SİS PERDESİ YOĞUNLAŞIYOR

Zira bu konudaki sâbıka ortada. Hatırlanacağı üzere, daha önce Adana’da 7 Kasım 2013’te yüklü miktarda uyuşturucu sevk edileceği ihbarı üzerine polisin yaptığı baskında aranan TIR’da 935 adet roket başlığıyla Konya ve Adana’da üretilen mühimmatın Suriye’ye gönderildiğinin bildirilmesine karşı Emniyet Genel Müdürlüğü’nce bir gün sonra ele geçirilen malzemelerin havan mermisi kovanına benzediğiyle geçiştirilmiş; gözaltındaki 10 kişiden 3’ü tutuklanıp 7’si tutuksuz yargılanmıştı. 

Yine 2014’ün ilk gününde Reyhanlı yolunda durdurulan TIR’da çok sayıda silah ve mühimmat olduğu iddiasıyla arama yapılmasına MİT görevlileri “devlet sırrı niteliğinde malzeme bulunduğu” gerekçesiyle izin vermemişti. Ardından polis müdürleri görevden alınmış, savcıdan dosya alınıp görev yeri değiştirilmiş; dönemin Başbakanı, savcıya “Kime hizmet ediyorsun?” diye sorgulayıp suçlamıştı. 

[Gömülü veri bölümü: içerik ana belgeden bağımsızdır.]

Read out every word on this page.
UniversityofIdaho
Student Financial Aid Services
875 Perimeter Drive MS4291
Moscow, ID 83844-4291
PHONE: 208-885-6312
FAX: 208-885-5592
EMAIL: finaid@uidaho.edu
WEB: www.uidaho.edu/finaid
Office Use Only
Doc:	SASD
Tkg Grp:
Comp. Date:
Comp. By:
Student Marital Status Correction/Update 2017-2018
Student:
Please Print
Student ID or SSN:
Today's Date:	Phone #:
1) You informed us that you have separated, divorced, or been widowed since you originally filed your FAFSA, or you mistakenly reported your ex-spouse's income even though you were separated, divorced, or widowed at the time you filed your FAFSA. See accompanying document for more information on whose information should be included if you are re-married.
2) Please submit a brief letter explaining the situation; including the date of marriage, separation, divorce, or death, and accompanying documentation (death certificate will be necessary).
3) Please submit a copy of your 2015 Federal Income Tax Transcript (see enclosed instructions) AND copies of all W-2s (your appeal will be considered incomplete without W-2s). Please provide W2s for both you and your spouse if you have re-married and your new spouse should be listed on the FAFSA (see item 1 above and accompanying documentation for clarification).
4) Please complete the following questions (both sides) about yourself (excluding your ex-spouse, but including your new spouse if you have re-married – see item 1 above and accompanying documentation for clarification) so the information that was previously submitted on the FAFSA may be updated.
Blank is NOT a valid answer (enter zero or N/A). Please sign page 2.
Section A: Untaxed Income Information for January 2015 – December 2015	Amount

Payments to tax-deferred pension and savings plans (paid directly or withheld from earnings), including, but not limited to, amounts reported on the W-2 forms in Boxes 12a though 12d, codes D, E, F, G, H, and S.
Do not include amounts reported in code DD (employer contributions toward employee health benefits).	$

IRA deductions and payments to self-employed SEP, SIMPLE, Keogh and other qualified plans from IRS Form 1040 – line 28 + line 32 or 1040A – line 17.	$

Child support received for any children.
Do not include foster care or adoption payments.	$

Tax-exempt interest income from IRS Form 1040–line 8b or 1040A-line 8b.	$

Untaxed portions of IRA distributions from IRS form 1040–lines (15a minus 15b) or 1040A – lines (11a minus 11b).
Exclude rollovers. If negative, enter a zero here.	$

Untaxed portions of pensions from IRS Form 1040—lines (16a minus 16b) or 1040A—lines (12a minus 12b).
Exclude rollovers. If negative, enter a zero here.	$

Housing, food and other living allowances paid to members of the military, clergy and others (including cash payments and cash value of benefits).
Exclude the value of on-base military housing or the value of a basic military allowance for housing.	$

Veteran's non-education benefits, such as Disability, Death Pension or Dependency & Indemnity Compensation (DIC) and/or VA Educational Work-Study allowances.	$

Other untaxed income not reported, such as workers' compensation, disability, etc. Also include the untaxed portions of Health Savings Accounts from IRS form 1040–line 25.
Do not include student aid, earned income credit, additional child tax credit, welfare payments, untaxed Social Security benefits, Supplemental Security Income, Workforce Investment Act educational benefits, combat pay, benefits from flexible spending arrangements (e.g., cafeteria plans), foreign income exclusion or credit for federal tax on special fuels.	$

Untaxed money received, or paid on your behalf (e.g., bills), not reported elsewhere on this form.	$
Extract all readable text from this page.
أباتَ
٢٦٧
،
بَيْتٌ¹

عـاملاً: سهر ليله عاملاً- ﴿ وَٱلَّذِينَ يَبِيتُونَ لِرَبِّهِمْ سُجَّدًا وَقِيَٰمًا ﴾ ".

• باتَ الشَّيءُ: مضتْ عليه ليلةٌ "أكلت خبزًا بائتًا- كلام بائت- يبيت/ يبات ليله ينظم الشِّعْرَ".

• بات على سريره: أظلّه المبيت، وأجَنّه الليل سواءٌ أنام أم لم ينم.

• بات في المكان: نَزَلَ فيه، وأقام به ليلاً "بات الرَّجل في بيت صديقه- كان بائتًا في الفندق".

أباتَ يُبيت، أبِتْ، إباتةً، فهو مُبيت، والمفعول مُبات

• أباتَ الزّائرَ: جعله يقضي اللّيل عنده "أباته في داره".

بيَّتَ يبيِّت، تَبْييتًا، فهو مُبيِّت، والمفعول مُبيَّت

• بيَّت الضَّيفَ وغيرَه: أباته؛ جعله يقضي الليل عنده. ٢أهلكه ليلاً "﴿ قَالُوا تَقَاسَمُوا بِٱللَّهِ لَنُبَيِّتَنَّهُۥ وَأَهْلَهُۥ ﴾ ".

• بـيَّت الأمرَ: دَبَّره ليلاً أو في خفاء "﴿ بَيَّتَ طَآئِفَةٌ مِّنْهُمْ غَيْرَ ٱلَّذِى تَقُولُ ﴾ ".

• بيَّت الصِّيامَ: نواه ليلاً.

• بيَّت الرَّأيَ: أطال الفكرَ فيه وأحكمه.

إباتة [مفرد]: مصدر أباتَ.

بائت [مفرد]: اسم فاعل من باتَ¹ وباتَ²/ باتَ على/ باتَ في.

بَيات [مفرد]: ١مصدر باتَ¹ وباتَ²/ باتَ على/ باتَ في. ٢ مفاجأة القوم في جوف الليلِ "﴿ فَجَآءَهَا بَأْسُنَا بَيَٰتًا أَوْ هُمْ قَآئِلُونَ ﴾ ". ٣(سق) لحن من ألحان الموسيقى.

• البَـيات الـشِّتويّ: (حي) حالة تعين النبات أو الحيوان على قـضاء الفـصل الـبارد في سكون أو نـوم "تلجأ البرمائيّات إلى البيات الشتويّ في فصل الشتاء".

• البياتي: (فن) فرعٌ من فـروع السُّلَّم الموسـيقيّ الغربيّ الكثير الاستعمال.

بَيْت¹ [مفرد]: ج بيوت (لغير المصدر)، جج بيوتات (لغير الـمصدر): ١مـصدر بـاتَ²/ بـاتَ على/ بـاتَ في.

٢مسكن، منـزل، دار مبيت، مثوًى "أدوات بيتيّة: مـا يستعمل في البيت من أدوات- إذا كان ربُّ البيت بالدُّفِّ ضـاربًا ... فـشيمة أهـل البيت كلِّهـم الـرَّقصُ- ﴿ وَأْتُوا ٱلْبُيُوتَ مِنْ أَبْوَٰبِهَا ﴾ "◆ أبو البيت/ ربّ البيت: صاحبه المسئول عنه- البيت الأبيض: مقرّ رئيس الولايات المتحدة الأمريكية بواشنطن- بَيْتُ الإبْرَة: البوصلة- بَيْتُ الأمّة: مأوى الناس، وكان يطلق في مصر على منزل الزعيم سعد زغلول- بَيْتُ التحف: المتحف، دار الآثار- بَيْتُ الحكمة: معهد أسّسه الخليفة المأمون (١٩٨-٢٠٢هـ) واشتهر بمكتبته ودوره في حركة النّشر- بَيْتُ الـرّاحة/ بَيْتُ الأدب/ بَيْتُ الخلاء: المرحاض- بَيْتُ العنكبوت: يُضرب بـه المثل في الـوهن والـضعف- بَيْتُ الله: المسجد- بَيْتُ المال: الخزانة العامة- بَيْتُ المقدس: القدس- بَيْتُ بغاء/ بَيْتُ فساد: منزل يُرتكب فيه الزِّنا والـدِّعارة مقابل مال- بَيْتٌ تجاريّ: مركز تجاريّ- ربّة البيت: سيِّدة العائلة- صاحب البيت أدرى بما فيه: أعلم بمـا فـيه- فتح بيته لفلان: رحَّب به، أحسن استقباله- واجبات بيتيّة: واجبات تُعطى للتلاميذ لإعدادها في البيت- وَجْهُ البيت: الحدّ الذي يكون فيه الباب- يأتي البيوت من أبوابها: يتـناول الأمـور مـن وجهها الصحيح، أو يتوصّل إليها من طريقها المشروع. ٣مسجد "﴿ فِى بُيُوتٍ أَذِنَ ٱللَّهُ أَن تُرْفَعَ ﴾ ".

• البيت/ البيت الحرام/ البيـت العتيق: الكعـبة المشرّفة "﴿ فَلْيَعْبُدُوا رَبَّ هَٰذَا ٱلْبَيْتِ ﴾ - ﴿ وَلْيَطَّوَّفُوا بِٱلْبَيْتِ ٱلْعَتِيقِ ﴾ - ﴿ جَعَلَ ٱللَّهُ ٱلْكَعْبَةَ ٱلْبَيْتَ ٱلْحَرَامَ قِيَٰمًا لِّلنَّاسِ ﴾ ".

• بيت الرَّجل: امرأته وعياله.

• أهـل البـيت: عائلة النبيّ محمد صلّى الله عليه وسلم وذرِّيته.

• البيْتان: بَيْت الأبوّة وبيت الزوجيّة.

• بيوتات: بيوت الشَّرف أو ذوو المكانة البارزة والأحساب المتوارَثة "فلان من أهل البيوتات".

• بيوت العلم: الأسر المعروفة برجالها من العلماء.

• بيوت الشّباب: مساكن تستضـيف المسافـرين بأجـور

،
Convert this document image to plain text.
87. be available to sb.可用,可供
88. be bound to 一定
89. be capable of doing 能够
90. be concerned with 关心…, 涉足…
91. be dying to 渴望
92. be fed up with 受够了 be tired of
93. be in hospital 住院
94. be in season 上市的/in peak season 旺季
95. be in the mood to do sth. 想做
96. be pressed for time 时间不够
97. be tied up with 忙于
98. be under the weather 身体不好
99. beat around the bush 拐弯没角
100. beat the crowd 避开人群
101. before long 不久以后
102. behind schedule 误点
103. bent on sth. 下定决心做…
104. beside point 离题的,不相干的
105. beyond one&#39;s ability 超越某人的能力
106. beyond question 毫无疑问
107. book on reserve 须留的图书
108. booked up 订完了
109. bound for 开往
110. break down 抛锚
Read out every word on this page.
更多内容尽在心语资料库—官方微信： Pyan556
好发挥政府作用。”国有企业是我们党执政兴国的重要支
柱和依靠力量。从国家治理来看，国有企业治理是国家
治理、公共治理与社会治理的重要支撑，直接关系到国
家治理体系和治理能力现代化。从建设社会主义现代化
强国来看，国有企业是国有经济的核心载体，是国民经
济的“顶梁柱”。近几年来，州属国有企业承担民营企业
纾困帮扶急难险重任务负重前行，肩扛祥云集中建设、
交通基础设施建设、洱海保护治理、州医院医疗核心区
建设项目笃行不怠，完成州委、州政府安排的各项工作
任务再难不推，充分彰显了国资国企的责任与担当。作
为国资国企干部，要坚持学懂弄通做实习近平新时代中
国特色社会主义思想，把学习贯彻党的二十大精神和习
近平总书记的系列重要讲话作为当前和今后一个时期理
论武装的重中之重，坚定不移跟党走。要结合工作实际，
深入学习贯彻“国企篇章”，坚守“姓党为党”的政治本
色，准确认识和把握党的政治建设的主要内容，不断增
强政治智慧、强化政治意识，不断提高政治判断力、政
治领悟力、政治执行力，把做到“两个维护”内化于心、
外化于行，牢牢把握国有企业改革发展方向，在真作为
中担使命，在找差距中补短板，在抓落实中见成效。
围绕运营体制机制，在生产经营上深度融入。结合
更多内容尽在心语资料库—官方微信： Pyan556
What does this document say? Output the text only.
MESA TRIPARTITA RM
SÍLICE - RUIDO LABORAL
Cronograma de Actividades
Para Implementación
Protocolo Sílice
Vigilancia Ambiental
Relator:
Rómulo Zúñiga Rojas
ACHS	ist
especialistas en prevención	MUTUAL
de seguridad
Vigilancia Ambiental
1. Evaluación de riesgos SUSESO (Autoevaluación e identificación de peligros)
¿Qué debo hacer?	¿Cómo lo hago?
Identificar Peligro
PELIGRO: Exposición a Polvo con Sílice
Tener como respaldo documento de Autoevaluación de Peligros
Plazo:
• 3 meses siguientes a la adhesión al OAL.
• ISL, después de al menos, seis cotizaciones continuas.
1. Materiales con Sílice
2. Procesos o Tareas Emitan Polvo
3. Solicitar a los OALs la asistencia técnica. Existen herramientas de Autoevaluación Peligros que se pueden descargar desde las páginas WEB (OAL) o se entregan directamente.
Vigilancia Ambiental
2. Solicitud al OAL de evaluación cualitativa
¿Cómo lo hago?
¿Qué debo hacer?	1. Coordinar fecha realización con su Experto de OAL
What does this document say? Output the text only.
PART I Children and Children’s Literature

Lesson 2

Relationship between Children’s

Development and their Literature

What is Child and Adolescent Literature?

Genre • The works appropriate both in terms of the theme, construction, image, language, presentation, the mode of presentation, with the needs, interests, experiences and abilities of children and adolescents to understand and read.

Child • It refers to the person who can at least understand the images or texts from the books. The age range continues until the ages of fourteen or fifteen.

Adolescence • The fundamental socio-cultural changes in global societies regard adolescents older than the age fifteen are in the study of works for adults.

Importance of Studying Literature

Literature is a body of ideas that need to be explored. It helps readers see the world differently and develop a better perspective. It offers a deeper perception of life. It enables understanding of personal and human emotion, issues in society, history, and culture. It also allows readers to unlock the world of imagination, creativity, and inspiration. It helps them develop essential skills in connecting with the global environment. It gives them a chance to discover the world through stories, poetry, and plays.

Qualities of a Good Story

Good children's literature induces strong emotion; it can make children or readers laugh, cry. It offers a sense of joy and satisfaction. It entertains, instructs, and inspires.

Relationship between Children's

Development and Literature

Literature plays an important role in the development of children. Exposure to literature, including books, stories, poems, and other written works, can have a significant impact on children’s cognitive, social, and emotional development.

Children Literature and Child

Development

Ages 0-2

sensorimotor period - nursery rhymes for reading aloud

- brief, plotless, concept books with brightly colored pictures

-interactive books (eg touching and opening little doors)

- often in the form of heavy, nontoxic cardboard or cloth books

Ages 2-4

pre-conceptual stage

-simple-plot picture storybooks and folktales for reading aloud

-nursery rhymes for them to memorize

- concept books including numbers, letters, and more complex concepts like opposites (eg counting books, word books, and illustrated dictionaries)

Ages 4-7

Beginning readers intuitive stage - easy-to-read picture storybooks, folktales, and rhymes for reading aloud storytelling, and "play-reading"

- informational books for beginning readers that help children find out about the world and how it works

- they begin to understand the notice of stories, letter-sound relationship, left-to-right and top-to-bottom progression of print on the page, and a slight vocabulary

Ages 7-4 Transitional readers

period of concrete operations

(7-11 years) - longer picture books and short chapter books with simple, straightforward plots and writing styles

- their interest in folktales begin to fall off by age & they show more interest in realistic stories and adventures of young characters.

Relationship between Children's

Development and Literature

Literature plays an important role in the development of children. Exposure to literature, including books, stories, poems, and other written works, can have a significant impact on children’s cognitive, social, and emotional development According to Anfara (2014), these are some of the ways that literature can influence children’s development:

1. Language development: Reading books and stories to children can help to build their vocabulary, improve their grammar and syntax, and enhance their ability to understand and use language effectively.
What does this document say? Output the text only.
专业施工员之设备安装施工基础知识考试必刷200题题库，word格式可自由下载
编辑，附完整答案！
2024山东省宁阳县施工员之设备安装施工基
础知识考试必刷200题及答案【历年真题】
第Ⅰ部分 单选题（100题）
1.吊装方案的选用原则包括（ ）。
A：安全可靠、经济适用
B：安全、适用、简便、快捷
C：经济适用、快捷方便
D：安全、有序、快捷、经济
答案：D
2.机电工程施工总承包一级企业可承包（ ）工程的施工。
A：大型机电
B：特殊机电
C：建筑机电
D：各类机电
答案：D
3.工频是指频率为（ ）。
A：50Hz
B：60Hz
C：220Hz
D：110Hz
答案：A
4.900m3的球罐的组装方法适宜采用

Akabinde de, 10 Ocak’ta Tarsus-Adana-Gaziantep otoyolu İncirlik Parkı’ndaki uygulamada Narkotik ekiplerince durdurulan iki otobüste de 40 metal kasa içinde bir makineli tüfek, çok sayıda uçaksavar ve keskin nişancı tüfeği mermisi ele geçirilmiş, sekiz kişi adliyeye sevk edilmişti.  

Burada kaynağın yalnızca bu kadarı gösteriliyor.